As he outlined his story, Tumulty spoke with the flushed, excited air of a little boy enchanted with his own ideas, preposterous as they seemed to Tess. It wasn’t the concept of time travel via head injury that seemed most problematic to Tess, but the idea of a story centered on a steelworker in twenty-first-century Baltimore. Hadn’t these guys driven past the ghost town that was Sparrows Point? Didn’t they know that Bethlehem Steel had been sold and scavenged for its parts, leaving its retirees without so much as medical benefits or adequate pensions?
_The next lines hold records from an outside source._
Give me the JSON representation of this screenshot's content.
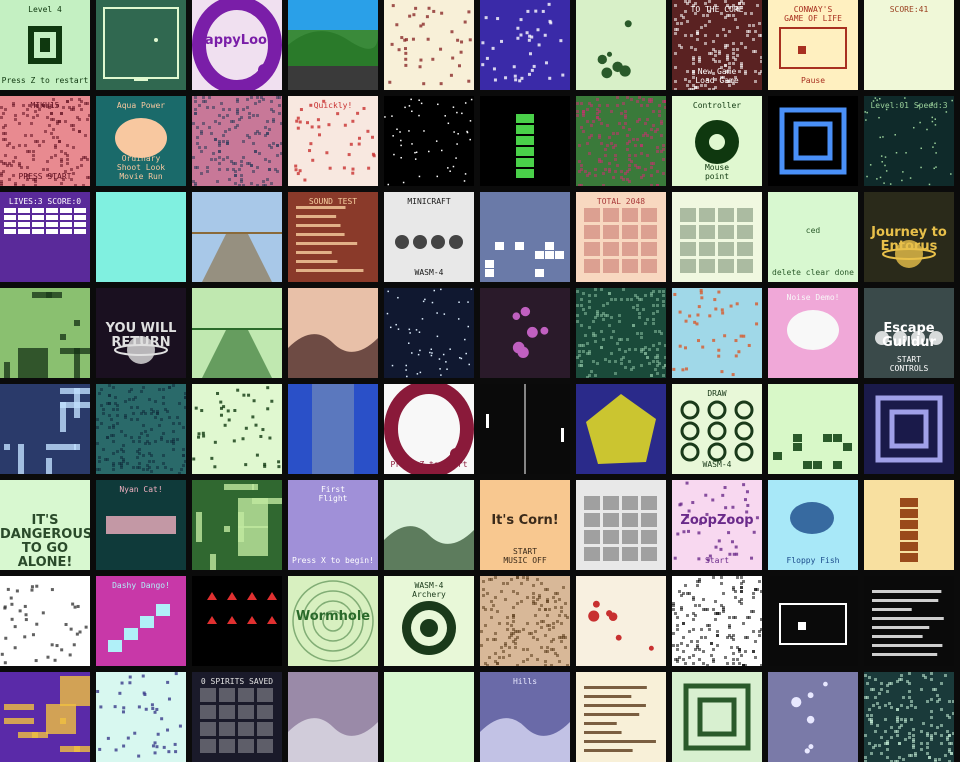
{
  "page": {
    "background": "#0b0b0b"
  },
  "tiles": [
    {
      "bg": "#c4f0c2",
      "fg": "#0f380f",
      "labels": [
        "Level 4",
        "",
        "Press Z to restart"
      ],
      "art": "qr"
    },
    {
      "bg": "#306850",
      "fg": "#e0f8d0",
      "labels": [
        "",
        "",
        ""
      ],
      "art": "breakout"
    },
    {
      "bg": "#f0e0f0",
      "fg": "#7a1ea8",
      "labels": [
        "",
        "TappyLoop",
        ""
      ],
      "art": "ring"
    },
    {
      "bg": "#3a8a3a",
      "fg": "#ffffff",
      "labels": [
        "",
        "",
        ""
      ],
      "art": "landscape"
    },
    {
      "bg": "#f8f0d8",
      "fg": "#8a2a2a",
      "labels": [
        "",
        "",
        ""
      ],
      "art": "scatter"
    },
    {
      "bg": "#3a2aa8",
      "fg": "#ffffff",
      "labels": [
        "",
        "",
        ""
      ],
      "art": "scatter"
    },
    {
      "bg": "#d8f0c8",
      "fg": "#2a5a2a",
      "labels": [
        "",
        "",
        ""
      ],
      "art": "dots"
    },
    {
      "bg": "#5a2222",
      "fg": "#ffffff",
      "labels": [
        "TO THE CORE",
        "",
        "New Game\nLoad Game"
      ],
      "art": "noise"
    },
    {
      "bg": "#fff0c0",
      "fg": "#a83020",
      "labels": [
        "CONWAY'S\nGAME OF LIFE",
        "",
        "Pause"
      ],
      "art": "window"
    },
    {
      "bg": "#f0f8d8",
      "fg": "#9a4020",
      "labels": [
        "SCORE:41",
        "",
        ""
      ],
      "art": "none"
    },
    {
      "bg": "#e88a90",
      "fg": "#601020",
      "labels": [
        "MIKU15",
        "",
        "PRESS START"
      ],
      "art": "noise"
    },
    {
      "bg": "#1a6a6a",
      "fg": "#f8c8a0",
      "labels": [
        "Aqua Power",
        "",
        "Ordinary\nShoot Look\nMovie Run"
      ],
      "art": "blob"
    },
    {
      "bg": "#c87898",
      "fg": "#2a3a5a",
      "labels": [
        "",
        "",
        ""
      ],
      "art": "noise"
    },
    {
      "bg": "#f8e8e0",
      "fg": "#c83030",
      "labels": [
        "Quickly!",
        "",
        ""
      ],
      "art": "scatter"
    },
    {
      "bg": "#000000",
      "fg": "#ffffff",
      "labels": [
        "",
        "",
        ""
      ],
      "art": "stars"
    },
    {
      "bg": "#000000",
      "fg": "#4ad04a",
      "labels": [
        "",
        "",
        ""
      ],
      "art": "tower"
    },
    {
      "bg": "#3a7a3a",
      "fg": "#c83070",
      "labels": [
        "",
        "",
        ""
      ],
      "art": "noise"
    },
    {
      "bg": "#e0f8d0",
      "fg": "#0f380f",
      "labels": [
        "Controller",
        "",
        "Mouse\npoint"
      ],
      "art": "disc"
    },
    {
      "bg": "#000000",
      "fg": "#4a90f8",
      "labels": [
        "",
        "",
        ""
      ],
      "art": "frame"
    },
    {
      "bg": "#0f2a2a",
      "fg": "#9ad09a",
      "labels": [
        "Level:01 Speed:3",
        "",
        ""
      ],
      "art": "stars"
    },
    {
      "bg": "#5a2a9a",
      "fg": "#ffffff",
      "labels": [
        "LIVES:3  SCORE:0",
        "",
        ""
      ],
      "art": "bricks"
    },
    {
      "bg": "#80f0e0",
      "fg": "#2a5a7a",
      "labels": [
        "",
        "",
        ""
      ],
      "art": "none"
    },
    {
      "bg": "#a8c8e8",
      "fg": "#8a6a3a",
      "labels": [
        "",
        "",
        ""
      ],
      "art": "road"
    },
    {
      "bg": "#8a3a2a",
      "fg": "#f8d0a0",
      "labels": [
        "SOUND TEST",
        "",
        ""
      ],
      "art": "lines"
    },
    {
      "bg": "#e8e8e8",
      "fg": "#1a1a1a",
      "labels": [
        "MINICRAFT",
        "",
        "WASM-4"
      ],
      "art": "trees"
    },
    {
      "bg": "#6a7aa8",
      "fg": "#ffffff",
      "labels": [
        "",
        "",
        ""
      ],
      "art": "tetris"
    },
    {
      "bg": "#f8d8c0",
      "fg": "#a83a3a",
      "labels": [
        "TOTAL 2048",
        "",
        ""
      ],
      "art": "cells"
    },
    {
      "bg": "#f0f8e0",
      "fg": "#2a4a2a",
      "labels": [
        "",
        "",
        ""
      ],
      "art": "cells"
    },
    {
      "bg": "#d8f8d0",
      "fg": "#2a5a2a",
      "labels": [
        "",
        "ced",
        "delete clear done"
      ],
      "art": "none"
    },
    {
      "bg": "#2a2a1a",
      "fg": "#e8c04a",
      "labels": [
        "",
        "Journey to Entorus",
        ""
      ],
      "art": "planet"
    },
    {
      "bg": "#8ac070",
      "fg": "#1a3a1a",
      "labels": [
        "",
        "",
        ""
      ],
      "art": "maze"
    },
    {
      "bg": "#1a1020",
      "fg": "#e0e0e0",
      "labels": [
        "",
        "YOU WILL RETURN",
        ""
      ],
      "art": "planet"
    },
    {
      "bg": "#c0e8b0",
      "fg": "#2a6a2a",
      "labels": [
        "",
        "",
        ""
      ],
      "art": "road"
    },
    {
      "bg": "#e8c0a8",
      "fg": "#3a1a1a",
      "labels": [
        "",
        "",
        ""
      ],
      "art": "hills"
    },
    {
      "bg": "#101830",
      "fg": "#e0f0ff",
      "labels": [
        "",
        "",
        ""
      ],
      "art": "stars"
    },
    {
      "bg": "#2a1a2a",
      "fg": "#c060c0",
      "labels": [
        "",
        "",
        ""
      ],
      "art": "dots"
    },
    {
      "bg": "#1a4a3a",
      "fg": "#8ac0a0",
      "labels": [
        "",
        "",
        ""
      ],
      "art": "noise"
    },
    {
      "bg": "#a0d8e8",
      "fg": "#d85a2a",
      "labels": [
        "",
        "",
        ""
      ],
      "art": "scatter"
    },
    {
      "bg": "#f0a8d8",
      "fg": "#f8f8f8",
      "labels": [
        "Noise Demo!",
        "",
        ""
      ],
      "art": "blob"
    },
    {
      "bg": "#3a4a4a",
      "fg": "#ffffff",
      "labels": [
        "",
        "Escape Guildur",
        "START\nCONTROLS"
      ],
      "art": "trees"
    },
    {
      "bg": "#2a3a6a",
      "fg": "#c0e0ff",
      "labels": [
        "",
        "",
        ""
      ],
      "art": "maze"
    },
    {
      "bg": "#2a6a6a",
      "fg": "#0f2a3a",
      "labels": [
        "",
        "",
        ""
      ],
      "art": "noise"
    },
    {
      "bg": "#e0f8d0",
      "fg": "#0f380f",
      "labels": [
        "",
        "",
        ""
      ],
      "art": "scatter"
    },
    {
      "bg": "#2a50c8",
      "fg": "#f0f0a0",
      "labels": [
        "",
        "",
        ""
      ],
      "art": "river"
    },
    {
      "bg": "#f8f8f8",
      "fg": "#8a1a3a",
      "labels": [
        "",
        "",
        "Press Z to Start"
      ],
      "art": "ring"
    },
    {
      "bg": "#0a0a0a",
      "fg": "#ffffff",
      "labels": [
        "",
        "",
        ""
      ],
      "art": "pong"
    },
    {
      "bg": "#2a2a8a",
      "fg": "#e8e020",
      "labels": [
        "",
        "",
        ""
      ],
      "art": "cube"
    },
    {
      "bg": "#e8f8d8",
      "fg": "#1a3a1a",
      "labels": [
        "DRAW",
        "",
        "WASM-4"
      ],
      "art": "tictac"
    },
    {
      "bg": "#d8f8c8",
      "fg": "#2a5a2a",
      "labels": [
        "",
        "",
        ""
      ],
      "art": "tetris"
    },
    {
      "bg": "#1a1a4a",
      "fg": "#a0a0e8",
      "labels": [
        "",
        "",
        ""
      ],
      "art": "frame"
    },
    {
      "bg": "#d8f8d0",
      "fg": "#2a4a2a",
      "labels": [
        "",
        "IT'S DANGEROUS\nTO GO ALONE!",
        ""
      ],
      "art": "none"
    },
    {
      "bg": "#0f3a3a",
      "fg": "#f0b0c0",
      "labels": [
        "Nyan Cat!",
        "",
        ""
      ],
      "art": "nyan"
    },
    {
      "bg": "#306830",
      "fg": "#c0e8a0",
      "labels": [
        "",
        "",
        ""
      ],
      "art": "maze"
    },
    {
      "bg": "#a090d8",
      "fg": "#ffffff",
      "labels": [
        "First\nFlight",
        "",
        "Press X to begin!"
      ],
      "art": "none"
    },
    {
      "bg": "#d8f0d8",
      "fg": "#2a4a2a",
      "labels": [
        "",
        "",
        ""
      ],
      "art": "hills"
    },
    {
      "bg": "#f8c890",
      "fg": "#3a2a1a",
      "labels": [
        "",
        "It's Corn!",
        "START\nMUSIC OFF"
      ],
      "art": "none"
    },
    {
      "bg": "#e8e8e8",
      "fg": "#1a1a1a",
      "labels": [
        "",
        "",
        ""
      ],
      "art": "cells"
    },
    {
      "bg": "#f8d8f0",
      "fg": "#6a2a8a",
      "labels": [
        "",
        "ZoopZoop",
        "Start"
      ],
      "art": "scatter"
    },
    {
      "bg": "#a8e8f8",
      "fg": "#1a4a8a",
      "labels": [
        "",
        "",
        "Floppy Fish"
      ],
      "art": "fish"
    },
    {
      "bg": "#f8e0a0",
      "fg": "#9a4a1a",
      "labels": [
        "",
        "",
        ""
      ],
      "art": "tower"
    },
    {
      "bg": "#ffffff",
      "fg": "#3a3a3a",
      "labels": [
        "",
        "",
        ""
      ],
      "art": "scatter"
    },
    {
      "bg": "#c838a8",
      "fg": "#b0f0f8",
      "labels": [
        "Dashy Dango!",
        "",
        ""
      ],
      "art": "stairs"
    },
    {
      "bg": "#000000",
      "fg": "#e03030",
      "labels": [
        "",
        "",
        ""
      ],
      "art": "arrows"
    },
    {
      "bg": "#d8f0c0",
      "fg": "#2a6a2a",
      "labels": [
        "",
        "Wormhole",
        ""
      ],
      "art": "rings"
    },
    {
      "bg": "#e8f8d8",
      "fg": "#1a3a1a",
      "labels": [
        "WASM-4\nArchery",
        "",
        ""
      ],
      "art": "target"
    },
    {
      "bg": "#d8b898",
      "fg": "#5a3a1a",
      "labels": [
        "",
        "",
        ""
      ],
      "art": "noise"
    },
    {
      "bg": "#f8f0e0",
      "fg": "#c83030",
      "labels": [
        "",
        "",
        ""
      ],
      "art": "dots"
    },
    {
      "bg": "#ffffff",
      "fg": "#0a0a0a",
      "labels": [
        "",
        "",
        ""
      ],
      "art": "noise"
    },
    {
      "bg": "#0a0a0a",
      "fg": "#ffffff",
      "labels": [
        "",
        "",
        ""
      ],
      "art": "window"
    },
    {
      "bg": "#0a0a0a",
      "fg": "#ffffff",
      "labels": [
        "",
        "",
        ""
      ],
      "art": "lines"
    },
    {
      "bg": "#5a2aa8",
      "fg": "#f0c040",
      "labels": [
        "",
        "",
        ""
      ],
      "art": "maze"
    },
    {
      "bg": "#d8f8f0",
      "fg": "#3a3a8a",
      "labels": [
        "",
        "",
        ""
      ],
      "art": "scatter"
    },
    {
      "bg": "#1a1a2a",
      "fg": "#e0e0e0",
      "labels": [
        "0 SPIRITS SAVED",
        "",
        ""
      ],
      "art": "cells"
    },
    {
      "bg": "#9a8aa8",
      "fg": "#e8e8f0",
      "labels": [
        "",
        "",
        ""
      ],
      "art": "hills"
    },
    {
      "bg": "#d8f8d0",
      "fg": "#2a4a2a",
      "labels": [
        "",
        "",
        ""
      ],
      "art": "none"
    },
    {
      "bg": "#6a6aa8",
      "fg": "#e8e8ff",
      "labels": [
        "Hills",
        "",
        ""
      ],
      "art": "hills"
    },
    {
      "bg": "#f8f0d8",
      "fg": "#5a3a1a",
      "labels": [
        "",
        "",
        ""
      ],
      "art": "lines"
    },
    {
      "bg": "#d8f0d0",
      "fg": "#2a5a2a",
      "labels": [
        "",
        "",
        ""
      ],
      "art": "frame"
    },
    {
      "bg": "#7a7aa8",
      "fg": "#e8e8ff",
      "labels": [
        "",
        "",
        ""
      ],
      "art": "dots"
    },
    {
      "bg": "#1a3a3a",
      "fg": "#c8f0d8",
      "labels": [
        "",
        "",
        ""
      ],
      "art": "noise"
    }
  ]
}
“Sounds like Quantum Leap meets Red Baker by way of The Dancing Cavalier,” she offered.
“I know Quantum Leap,” Tumulty said, his manner stiff, as if she had insulted him. “This is nothing like that. The other things you mentioned…”
He paused, and she realized that he would not admit not knowing something, but he would leave a space if she wanted to fill in the gaps in his knowledge.
“Red Baker is one of the seminal works of Baltimore fiction. It’s about a laid-off steelworker. Back in the 80s.”
Tumulty turned to the young woman. “Make a note on that, Greer. We might want to option it, if it’s available.”
Greer promptly began to scribble on her clipboard. Short and a little top-heavy, she was a pretty girl, although she seemed to be playing down her looks. Her dark hair was slicked back in a tight, unbecoming ponytail, her clothes frumpier than they needed to be. She had lovely hands, though, with a perfect French manicure, a fitting showcase for the ring, which she had turned back around at some point.
Tess asked: “You mean you’d make Red Baker, too?”
“No, but we like to hold the options on similar projects, so they don’t beat us out of the gate.”
“That seems a little… unsporting.”
“Common practice. What’s the other one you mentioned?”
“The Dancing Cavalier?” Tess could forgive Tumulty’s ignorance of literature, but shouldn’t this son of a famous director, born and bred in Los Angeles, recognize a reference to one of the greatest movie musicals ever made? “It’s the film within the film of Singin’ in the Rain. Remember? They salvage the footage from the disastrous attempt at a talkie and recast it as a musical in which a young man travels back in time.”
“Right. Of course. Well, ours is much more meta. It’s sort of like what Sofia was going for.”